Other executives at the conference also rejoiced in their larger rivals’ misfortune.

“God bless Bank of America for announcing the $5 fee. It’s created an immense opportunity in the marketplace, … and we think that will be a very material item over the next couple of years,” said Jim Hanisch, an executive vice president of the Co-Op Network, which processes ATM transactions for credit unions. 

The Credit Union National Association trade group estimated last week that 650,000 consumers have closed their bank accounts and transferred their funds to credit unions–and that was before the Nov. 5 Bank Transfer Day.

In his Nov. 4 presentation, DeAngelis told attendees Key is focusing on building customer relationships, which is what most in the industry are trying to do.
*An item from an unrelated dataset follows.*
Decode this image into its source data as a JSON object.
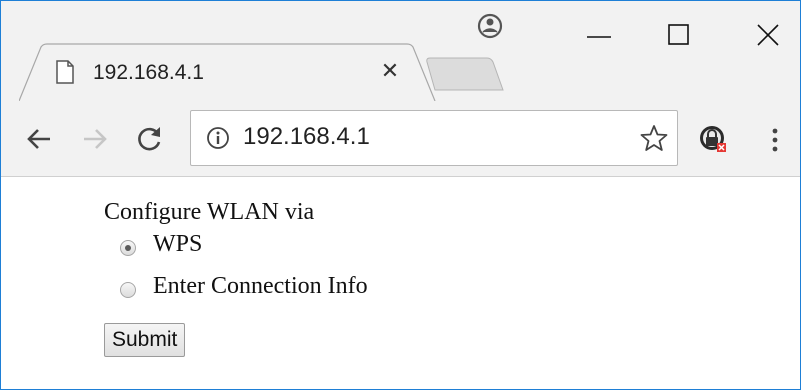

But trying to gain more business from existing customers will not immediately solve the industry’s shortfall.

The new regulations will eliminate several billion dollars of the revenue issuers are used to collecting from the debit interchange fees merchant acquirers pay. The Federal Reserve Board in June approved capping those fees at 21 cents per transaction plus possibly a few more cents to cover fraud costs and for meeting certain central bank standards, almost half of the former 44-cent per-transaction average (see story).

For example, for a $38 debit transaction, a bank can charge 21 cents plus 1 cent for fraud prevention, if qualified. Additionally, under the rule, it could charge 5 basis points of the amount of the transaction, in this case 1.9 cents. The total debit transaction in this scenario would be 24 cents.

 The Fed’s rules were required by the so-called Durbin amendment to last year’s Dodd-Frank financial reform law, sponsored by Sen. Richard Durbin, D-Ill. His name was invoked frequently and rarely lovingly over the conference’s four days.

“The theme that is going to permeate our conference, of course, is Durbin,” conference Chairman Tony Hayes, a partner at Oliver Wyman, told attendees as a welcome. (Speaking hours after BofA reversed course, Hayes also got rueful laughs when he nodded at “the actions the industry is taking … in terms of new debit fees, or not.”)

DeAngelis compared the Durbin amendment to a “meteor hitting the earth” of the payments industry. Leland Englebardt, MasterCard Worldwide group head of global network products, took a familiar, if futile, swipe at the law, telling attendees “We’re only 33 days into the new era–of government price-fixing” (see story).

Even the merchants who lobbied hard for the Durbin amendment complained about its effects, although their main concerns were far from those expressed by most of the conference’s attendees.

“I don’t think we gained anything from Durbin … other than we identified an advocate in the Senate,” Robert Donovan, U.S. assistant treasurer of McDonald’s Corp., told attendees.

The fast-food chain does not expect to pay less in interchange because of the law and even could pay more per transaction because most McDonald’s purchases are small-dollar amounts that previously cost less than 24 cents per transaction, he said.

Michael Cook, the treasurer of longtime payments industry foe Wal-Mart Stores Inc., also cited “some disappointments” with the final law. But his outlook on regulation was much sunnier than that of most bankers at the conference.

“It’s a good start for future regulatory reform that will take place in credit as well,” Cook said. “There’s a lot of shoes to drop yet.”